Use of the hsTnI (rather than hsTnT) assay is an important strength of the study. hsTnI assay is more sensitive than hsTnT assay and detects values in 96% of normal subjects. Several limitations of our study have to be considered. First, there were missing data in serial measurements of both hsTnI and SAI QRST, and it is possible that missing data was not at random. Second, the size of the subgroups in this study was small. Especially, cardiac non-ACS subgroup was small, and the group itself was heterogeneous and, therefore, statistical power was not sufficient to explain weakening of the strength of association after adjustment. However, importantly, those limitations do not dismiss the main study finding of the strong association between hsTnI and SAI QRST in the whole study population, which was especially prominent in the ADHF subgroup.

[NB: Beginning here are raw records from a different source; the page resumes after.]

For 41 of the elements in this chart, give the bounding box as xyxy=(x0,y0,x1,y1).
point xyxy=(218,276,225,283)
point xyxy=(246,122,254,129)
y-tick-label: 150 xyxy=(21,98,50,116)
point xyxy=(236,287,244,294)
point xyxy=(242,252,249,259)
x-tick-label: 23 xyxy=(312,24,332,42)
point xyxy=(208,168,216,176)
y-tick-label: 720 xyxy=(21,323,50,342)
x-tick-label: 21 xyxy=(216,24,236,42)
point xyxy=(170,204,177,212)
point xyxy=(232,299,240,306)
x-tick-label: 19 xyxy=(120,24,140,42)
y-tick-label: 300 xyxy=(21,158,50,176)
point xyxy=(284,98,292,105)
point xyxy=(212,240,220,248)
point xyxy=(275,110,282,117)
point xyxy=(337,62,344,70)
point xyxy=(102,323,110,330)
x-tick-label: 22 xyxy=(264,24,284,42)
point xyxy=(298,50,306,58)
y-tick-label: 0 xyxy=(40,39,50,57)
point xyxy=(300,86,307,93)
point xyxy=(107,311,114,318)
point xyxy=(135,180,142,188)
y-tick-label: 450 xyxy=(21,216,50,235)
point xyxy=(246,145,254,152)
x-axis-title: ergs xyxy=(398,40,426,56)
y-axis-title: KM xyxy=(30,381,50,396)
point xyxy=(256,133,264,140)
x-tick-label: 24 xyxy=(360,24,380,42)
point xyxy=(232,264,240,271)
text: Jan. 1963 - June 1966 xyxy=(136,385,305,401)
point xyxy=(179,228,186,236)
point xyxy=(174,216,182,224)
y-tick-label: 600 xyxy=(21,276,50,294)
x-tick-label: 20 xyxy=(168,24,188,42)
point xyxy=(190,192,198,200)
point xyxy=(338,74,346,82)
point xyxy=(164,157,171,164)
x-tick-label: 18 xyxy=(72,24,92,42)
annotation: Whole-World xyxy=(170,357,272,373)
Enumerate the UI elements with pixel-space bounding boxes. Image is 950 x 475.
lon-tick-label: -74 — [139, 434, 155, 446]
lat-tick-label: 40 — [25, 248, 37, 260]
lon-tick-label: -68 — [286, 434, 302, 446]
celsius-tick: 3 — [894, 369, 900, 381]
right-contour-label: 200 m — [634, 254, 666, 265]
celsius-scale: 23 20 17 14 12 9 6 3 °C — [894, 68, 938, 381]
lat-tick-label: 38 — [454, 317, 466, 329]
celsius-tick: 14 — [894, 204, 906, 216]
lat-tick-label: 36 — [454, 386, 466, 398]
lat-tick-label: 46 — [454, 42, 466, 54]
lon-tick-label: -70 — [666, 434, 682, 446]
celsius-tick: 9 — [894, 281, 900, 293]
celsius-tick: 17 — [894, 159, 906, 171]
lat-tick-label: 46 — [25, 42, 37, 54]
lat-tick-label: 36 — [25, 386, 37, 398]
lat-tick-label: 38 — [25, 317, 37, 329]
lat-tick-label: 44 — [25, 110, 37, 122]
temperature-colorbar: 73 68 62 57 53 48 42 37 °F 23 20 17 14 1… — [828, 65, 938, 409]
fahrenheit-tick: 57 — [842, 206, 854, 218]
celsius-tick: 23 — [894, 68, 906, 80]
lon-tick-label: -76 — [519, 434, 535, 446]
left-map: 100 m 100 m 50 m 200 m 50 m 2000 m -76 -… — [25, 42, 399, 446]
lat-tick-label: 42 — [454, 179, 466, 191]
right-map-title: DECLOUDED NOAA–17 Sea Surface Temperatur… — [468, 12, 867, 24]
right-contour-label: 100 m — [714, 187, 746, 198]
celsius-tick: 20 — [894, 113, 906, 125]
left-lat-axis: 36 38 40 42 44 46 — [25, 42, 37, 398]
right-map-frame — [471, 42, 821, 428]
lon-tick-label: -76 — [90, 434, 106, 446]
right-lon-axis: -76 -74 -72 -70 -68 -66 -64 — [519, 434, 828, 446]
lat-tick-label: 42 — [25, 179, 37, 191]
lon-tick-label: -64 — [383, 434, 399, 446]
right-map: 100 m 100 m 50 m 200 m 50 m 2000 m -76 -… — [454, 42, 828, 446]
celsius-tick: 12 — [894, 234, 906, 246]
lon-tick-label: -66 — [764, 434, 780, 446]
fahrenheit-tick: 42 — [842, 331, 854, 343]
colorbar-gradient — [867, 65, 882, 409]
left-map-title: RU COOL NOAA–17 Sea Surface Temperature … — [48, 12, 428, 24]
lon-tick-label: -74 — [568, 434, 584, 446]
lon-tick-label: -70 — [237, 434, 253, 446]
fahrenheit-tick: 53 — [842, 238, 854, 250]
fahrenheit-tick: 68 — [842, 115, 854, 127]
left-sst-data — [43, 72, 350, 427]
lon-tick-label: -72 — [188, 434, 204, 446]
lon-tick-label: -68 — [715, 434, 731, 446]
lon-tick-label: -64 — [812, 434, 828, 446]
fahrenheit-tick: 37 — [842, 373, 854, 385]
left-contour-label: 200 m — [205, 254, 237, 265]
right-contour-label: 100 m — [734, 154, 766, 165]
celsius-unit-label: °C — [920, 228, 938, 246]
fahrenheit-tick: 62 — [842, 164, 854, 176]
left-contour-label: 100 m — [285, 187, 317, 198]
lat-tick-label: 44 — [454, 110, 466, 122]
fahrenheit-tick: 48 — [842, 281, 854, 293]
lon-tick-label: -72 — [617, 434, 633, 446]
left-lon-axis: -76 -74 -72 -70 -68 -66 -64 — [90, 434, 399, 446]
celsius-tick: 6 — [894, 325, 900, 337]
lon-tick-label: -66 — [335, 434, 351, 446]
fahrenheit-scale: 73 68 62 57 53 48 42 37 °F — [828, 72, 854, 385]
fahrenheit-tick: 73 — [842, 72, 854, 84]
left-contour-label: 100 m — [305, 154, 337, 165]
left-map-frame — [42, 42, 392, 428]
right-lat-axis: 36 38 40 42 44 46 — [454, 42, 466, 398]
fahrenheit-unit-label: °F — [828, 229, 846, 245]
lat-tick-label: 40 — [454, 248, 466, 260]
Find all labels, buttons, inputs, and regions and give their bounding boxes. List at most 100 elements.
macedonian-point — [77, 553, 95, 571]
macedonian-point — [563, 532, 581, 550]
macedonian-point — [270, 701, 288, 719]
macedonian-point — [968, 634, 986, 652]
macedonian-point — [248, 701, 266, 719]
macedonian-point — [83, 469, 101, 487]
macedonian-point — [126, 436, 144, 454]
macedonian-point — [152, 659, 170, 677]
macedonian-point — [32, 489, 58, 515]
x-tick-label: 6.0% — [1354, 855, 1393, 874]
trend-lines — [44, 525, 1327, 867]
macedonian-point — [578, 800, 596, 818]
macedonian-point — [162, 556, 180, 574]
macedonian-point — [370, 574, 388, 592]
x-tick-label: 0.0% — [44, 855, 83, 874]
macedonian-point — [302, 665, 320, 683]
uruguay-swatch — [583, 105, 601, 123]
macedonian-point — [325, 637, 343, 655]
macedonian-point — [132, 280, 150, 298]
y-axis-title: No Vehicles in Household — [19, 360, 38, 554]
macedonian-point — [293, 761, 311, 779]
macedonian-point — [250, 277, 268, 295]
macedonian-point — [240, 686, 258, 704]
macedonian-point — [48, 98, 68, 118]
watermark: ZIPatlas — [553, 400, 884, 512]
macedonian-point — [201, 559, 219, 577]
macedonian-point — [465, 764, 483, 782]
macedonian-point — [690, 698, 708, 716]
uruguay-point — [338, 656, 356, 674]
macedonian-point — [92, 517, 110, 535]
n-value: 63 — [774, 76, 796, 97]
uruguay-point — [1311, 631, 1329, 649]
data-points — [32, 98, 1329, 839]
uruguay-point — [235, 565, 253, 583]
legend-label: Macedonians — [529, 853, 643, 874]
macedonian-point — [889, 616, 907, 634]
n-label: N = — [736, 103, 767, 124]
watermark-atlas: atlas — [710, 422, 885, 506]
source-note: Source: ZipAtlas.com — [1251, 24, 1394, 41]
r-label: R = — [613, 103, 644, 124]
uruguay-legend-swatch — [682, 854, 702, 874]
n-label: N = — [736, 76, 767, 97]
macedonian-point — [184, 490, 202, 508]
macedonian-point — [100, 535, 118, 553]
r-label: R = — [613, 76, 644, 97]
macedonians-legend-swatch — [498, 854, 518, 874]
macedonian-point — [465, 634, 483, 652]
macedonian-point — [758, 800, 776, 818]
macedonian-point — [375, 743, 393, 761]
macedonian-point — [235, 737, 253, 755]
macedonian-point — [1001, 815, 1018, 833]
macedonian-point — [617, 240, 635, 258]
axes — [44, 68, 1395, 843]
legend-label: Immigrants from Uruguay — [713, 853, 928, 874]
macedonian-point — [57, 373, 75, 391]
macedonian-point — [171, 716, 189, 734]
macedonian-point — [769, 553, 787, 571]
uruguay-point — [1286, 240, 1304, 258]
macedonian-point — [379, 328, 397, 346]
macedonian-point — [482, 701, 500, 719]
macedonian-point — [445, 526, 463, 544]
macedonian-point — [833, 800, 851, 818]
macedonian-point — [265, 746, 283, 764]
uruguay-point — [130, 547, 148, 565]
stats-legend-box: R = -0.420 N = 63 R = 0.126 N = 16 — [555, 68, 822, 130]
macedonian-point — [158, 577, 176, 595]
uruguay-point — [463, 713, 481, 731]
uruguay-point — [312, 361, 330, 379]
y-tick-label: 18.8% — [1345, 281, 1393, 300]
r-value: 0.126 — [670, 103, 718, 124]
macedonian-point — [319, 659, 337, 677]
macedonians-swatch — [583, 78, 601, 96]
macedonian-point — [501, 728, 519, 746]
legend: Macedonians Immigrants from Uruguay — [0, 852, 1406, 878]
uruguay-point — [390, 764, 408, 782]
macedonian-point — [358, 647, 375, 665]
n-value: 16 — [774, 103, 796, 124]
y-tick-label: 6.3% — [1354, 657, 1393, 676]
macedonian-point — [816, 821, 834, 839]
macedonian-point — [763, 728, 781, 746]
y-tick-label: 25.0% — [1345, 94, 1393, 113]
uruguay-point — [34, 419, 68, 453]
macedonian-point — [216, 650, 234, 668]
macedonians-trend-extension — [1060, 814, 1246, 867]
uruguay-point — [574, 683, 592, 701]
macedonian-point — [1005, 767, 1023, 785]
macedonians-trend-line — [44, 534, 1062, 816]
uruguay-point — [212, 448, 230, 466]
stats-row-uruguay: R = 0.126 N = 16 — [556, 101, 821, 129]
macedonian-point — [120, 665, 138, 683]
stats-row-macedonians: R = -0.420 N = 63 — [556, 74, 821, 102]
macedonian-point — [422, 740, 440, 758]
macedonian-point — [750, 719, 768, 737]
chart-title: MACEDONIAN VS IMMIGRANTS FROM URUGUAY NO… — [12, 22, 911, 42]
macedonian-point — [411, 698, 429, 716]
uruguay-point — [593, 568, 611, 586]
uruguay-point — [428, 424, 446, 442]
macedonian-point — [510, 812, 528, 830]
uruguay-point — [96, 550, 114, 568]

In conclusion, patient-specific time-varying changes in the surface ECG scalar measure of global electrical heterogeneity SAI QRST are independently and directly associated with patient-specific time-varying changes in hsTnI, likely reflecting common underlying mechanisms. Dynamic monitoring of SAI QRST on surface ECG in ADHF could be beneficial as a non-invasive tool of monitoring of cardiomyocyte injury, to guide HF management. This proof of concept study is an important first step towards future personalized medicine.
Financial Support: This research was supported in part by the National Institute of Health #1R01HL118277 (LGT)
Conflict of interests: The Johns Hopkins University (LGT) holds US patent “Methods for determining risk of ventricular arrhythmia”, which was used to measure SAI QRST (not licensed).